Rifugio Caldenave, paradiso in Val Campelle

Un luogo incantato che racchiude l’essenza della natura più bella e selvaggia che si può trovare in Lagorai. No, non stiamo esagerando: raggiungere il Rifugio Caldenave è emozionante! Vedere i bambini che saltellano sui prati, lungo il torrente e accarezzano gli asinelli che passeggiano in libertà ti fa capire che ti trovi in un posto davvero speciale.

Come raggiungere questo paradiso?

Partendo da Trento percorrete la strada statale della Valsugana fino a Strigno, quindi si prosegue per Spera, da qui seguite le indicazioni per il Rifugio Crucolo  e continuate fino ad arrivare in Val Campelle dove le indicazioni per il Rifugio Caldenave vi porteranno al parcheggio in Loc. Tedon (sulla destra vicino ad una casa vacanza dove vengono organizzate colonie estive).

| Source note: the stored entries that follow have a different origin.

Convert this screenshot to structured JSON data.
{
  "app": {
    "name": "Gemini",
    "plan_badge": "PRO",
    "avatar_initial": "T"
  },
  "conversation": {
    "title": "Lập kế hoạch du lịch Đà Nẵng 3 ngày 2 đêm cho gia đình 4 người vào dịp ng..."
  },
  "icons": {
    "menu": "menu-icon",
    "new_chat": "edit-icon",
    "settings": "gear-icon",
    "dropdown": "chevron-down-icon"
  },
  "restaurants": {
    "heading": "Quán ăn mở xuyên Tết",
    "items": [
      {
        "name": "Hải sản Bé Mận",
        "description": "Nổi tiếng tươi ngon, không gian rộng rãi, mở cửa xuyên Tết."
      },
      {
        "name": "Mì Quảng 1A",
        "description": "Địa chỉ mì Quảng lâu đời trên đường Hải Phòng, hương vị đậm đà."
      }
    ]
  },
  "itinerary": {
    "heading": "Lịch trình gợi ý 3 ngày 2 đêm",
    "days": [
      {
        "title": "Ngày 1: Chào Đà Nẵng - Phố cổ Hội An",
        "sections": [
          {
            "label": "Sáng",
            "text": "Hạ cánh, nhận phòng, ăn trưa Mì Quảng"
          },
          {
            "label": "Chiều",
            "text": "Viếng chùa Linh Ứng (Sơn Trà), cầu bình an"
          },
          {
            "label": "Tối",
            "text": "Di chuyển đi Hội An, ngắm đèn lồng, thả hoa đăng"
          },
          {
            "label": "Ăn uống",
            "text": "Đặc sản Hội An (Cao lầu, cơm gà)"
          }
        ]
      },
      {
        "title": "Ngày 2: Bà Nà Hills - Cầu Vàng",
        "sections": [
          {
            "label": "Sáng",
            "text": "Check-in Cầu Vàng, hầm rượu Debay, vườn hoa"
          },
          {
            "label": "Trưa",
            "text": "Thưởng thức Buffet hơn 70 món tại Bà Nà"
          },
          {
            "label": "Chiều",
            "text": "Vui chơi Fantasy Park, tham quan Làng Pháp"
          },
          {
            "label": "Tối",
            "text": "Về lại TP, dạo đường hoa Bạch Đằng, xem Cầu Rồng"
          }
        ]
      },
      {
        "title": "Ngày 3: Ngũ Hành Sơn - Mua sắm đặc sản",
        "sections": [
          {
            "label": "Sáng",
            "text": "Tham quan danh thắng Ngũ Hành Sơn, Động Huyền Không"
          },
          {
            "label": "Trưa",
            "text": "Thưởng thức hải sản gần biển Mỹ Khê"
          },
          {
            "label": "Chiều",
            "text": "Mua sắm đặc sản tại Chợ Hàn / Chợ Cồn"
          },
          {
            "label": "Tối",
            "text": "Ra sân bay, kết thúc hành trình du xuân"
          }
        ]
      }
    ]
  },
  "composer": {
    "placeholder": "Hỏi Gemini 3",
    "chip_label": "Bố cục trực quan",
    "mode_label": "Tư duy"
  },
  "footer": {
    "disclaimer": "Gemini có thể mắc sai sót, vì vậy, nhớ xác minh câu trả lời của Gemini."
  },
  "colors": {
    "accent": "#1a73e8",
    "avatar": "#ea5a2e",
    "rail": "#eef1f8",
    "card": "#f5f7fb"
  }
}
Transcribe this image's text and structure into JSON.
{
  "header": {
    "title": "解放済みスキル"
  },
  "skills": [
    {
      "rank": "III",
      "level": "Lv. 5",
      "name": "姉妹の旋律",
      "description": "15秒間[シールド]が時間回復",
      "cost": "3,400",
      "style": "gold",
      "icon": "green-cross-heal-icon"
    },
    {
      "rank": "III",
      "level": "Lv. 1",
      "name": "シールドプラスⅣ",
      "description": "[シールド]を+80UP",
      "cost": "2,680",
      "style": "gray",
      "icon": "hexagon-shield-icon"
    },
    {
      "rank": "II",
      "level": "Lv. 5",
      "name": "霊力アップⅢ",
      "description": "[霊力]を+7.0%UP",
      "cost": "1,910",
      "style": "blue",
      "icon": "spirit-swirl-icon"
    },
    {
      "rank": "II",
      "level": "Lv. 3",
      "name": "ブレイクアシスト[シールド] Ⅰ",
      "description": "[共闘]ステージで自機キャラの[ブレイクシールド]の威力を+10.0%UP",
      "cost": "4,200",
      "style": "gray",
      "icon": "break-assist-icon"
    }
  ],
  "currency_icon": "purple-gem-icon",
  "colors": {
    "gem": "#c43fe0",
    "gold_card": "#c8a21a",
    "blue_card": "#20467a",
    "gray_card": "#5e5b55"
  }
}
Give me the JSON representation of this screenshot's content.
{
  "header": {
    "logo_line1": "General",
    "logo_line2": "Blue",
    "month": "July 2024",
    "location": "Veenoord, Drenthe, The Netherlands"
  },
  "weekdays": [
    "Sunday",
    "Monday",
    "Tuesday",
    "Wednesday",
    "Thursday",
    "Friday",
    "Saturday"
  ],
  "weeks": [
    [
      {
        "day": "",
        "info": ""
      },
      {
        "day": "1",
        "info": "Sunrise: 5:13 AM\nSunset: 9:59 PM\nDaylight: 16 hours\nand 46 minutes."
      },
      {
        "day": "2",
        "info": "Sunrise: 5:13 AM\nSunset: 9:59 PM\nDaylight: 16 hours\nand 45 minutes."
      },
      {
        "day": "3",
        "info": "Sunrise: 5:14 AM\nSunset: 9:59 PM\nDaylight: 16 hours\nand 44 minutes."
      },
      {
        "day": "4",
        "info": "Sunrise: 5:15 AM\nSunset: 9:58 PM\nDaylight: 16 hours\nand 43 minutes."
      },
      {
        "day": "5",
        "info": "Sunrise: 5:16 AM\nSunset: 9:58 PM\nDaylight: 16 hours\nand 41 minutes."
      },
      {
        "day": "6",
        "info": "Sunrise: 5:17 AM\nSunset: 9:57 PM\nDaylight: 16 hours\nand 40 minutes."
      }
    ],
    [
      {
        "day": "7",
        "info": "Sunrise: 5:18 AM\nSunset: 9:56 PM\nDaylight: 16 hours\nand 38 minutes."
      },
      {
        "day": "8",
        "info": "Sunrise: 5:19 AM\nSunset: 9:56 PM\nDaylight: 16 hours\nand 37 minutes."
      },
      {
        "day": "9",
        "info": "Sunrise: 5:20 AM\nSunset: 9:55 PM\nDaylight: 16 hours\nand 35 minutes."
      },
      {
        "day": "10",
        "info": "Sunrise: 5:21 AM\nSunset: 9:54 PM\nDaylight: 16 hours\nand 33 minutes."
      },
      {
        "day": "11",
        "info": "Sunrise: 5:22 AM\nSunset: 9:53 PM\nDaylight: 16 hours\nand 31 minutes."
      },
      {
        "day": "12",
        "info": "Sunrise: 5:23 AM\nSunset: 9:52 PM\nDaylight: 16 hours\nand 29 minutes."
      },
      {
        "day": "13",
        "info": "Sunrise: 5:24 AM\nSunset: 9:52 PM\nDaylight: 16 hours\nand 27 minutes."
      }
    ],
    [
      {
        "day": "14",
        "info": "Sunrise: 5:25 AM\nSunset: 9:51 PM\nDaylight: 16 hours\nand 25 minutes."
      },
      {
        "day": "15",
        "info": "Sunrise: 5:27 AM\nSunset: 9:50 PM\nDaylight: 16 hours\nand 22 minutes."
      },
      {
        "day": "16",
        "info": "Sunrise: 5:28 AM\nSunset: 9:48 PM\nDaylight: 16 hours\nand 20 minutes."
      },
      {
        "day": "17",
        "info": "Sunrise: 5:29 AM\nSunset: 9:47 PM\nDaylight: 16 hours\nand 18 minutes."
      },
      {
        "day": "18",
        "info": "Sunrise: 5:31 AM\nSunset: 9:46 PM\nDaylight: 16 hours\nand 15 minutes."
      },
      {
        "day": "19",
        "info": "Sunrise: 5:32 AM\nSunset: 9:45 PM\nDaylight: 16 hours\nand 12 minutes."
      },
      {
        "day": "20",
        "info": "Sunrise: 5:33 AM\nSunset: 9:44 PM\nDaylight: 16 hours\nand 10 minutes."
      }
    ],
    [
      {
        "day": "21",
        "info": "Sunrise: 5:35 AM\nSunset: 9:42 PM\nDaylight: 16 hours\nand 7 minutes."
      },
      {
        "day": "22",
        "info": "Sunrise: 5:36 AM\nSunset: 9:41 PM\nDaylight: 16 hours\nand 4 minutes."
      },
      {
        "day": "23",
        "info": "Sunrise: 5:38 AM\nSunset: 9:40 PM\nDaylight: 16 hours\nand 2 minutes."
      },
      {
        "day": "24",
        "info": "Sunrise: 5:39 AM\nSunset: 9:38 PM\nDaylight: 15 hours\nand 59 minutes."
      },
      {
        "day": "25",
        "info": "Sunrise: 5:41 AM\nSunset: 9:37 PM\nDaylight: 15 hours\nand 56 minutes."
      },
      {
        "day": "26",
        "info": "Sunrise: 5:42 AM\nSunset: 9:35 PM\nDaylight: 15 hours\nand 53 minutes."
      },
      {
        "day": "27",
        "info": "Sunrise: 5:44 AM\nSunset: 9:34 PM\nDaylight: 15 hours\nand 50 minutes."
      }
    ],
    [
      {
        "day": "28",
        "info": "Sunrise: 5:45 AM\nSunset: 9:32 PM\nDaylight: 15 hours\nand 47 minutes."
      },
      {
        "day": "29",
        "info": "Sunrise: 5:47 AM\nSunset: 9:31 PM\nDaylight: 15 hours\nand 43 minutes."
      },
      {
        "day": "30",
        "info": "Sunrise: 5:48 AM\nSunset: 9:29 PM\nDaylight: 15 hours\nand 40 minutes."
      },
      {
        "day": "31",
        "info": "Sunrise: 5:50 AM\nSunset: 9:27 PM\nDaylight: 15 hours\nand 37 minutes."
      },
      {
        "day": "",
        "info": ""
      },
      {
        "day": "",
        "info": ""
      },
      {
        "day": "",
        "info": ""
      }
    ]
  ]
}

Parcheggiata l’auto, troverete proprio nei pressi del parcheggio un’ampia strada forestale con le indicazioni per raggiungere il rifugio (1 ora e 30 di camminata). I primi venti minuti si snodano sulla comoda strada sterrata tra pascoli e mucche, fino ad arrivare al Ponte Campivelo a quota 1499 metri. Attraversato il ponte inizia il vero e proprio sentiero nel bosco che vi permette di raggiungere in circa un’ora abbondante di escursione la splendida vallata dove si trova il Rifugio Caldenave (1792 metri). Il sentiero prosegue sempre in salita e costeggia per gran parte del percorso il Rio Caldenave, sarete quindi accompagnati dallo scorrere dell’acqua e potrete ammirare alcune belle e suggestive cascatelle.

Il tratto finale è sicuramente il più impegnativo, ma resistete perché l’arrivo al ponte Caldenave (1752 metri) vi regalerà uno splendido paesaggio che vi ripagherà ampiamente dello sforzo. La piana erbosa con il fiumiciattolo e gli asinelli sembra veramente un luogo incantato e siamo sicuri sarà apprezzata dai vostri bimbi liberi di saltellare e correre in totale libertà.

Già da qui si può intravedere il rifugio in lontananza, raggiungibile con altri 10 minuti di comoda passeggiata.


Una volta giunti al fiumiciattolo nei pressi del Rifugio Caldenave, noi abbiamo deciso di seguire il segnavia 360 verso i Laghi della Val dell’Inferno. Mettete in preventivo almeno 2 ore tra andata e ritorno, con la prima mezz’ora che è la più  impegnativa con 200 metri di dislivello. Se i vostri bambini sono abituati a camminare, ne può valere la pena; potrebbe essere una bella idea mangiare il pranzo al sacco direttamente ai laghetti per poi risalire fino al Lago Nassere, e successivamente scendere a Malga Nassere rientrando poi direttamente al parcheggio di Tedon prendendo il sentiero Nomadi, chiudendo così il giro ad anello (La prossima volta ci siamo ripromessi di provarla).

Laghetti dell’Inferno © Carpentari Andrea

Laghetti dell’Inferno © Carpentari Andrea

Se invece volete godervi la natura circostante al Rifugio Caldenave, vista la già bella escursione per raggiungerlo, e volete pranzare li, vi consigliamo di arrivare entro le 13.30. Noi siamo arrivati verso le 13.50 e non siamo purtroppo riusciti a mangiare nessuno dei 3 piatti presenti nel menù (polenta e gulasch, canederli o polenta e formaggio del Lagorai) perché già finiti, quindi vi consigliamo di arrivare abbastanza presto se decidete di mangiare li. Siamo comunque riusciti a gustarci un’ottima torta fatta in casa e riproveremo sicuramente in futuro ad assaggiare la buona cucina del rifugio. In alternativa potete portare con voi il pranzo al sacco da gustare magari sul prato vicino al torrente e approfittare del rifugio per un dolce.

Cosa fare assolutamente! 🙂
Quasi ci stavamo per dimenticare… lasciate gli scarponi ai bordi del fiumiciattolo proprio di fronte al rifugio e fate qualche passo lungo il torrente: sarà un’esperienza davvero rigenerante dopo la passeggiata.


Per il ritorno verso la macchina potete scegliere di ripercorrere il sentiero dell’andata o in alternativa il sentiero L37 che, dopo la prima parte nel bosco, prosegue lungo una strada forestale fino all’incrocio con il sentiero dei Nomadi (L31) da qui seguite le indicazioni per il Rifugio Carlettini e, una volta arrivati, in poco tempo potrete raggiungere il parcheggio in loc. Tedon. Naturalmente se volete fare un’escursione più soft potete decidere di fare questo itinerario all’andata e scendere lungo il sentiero 332 al ritorno.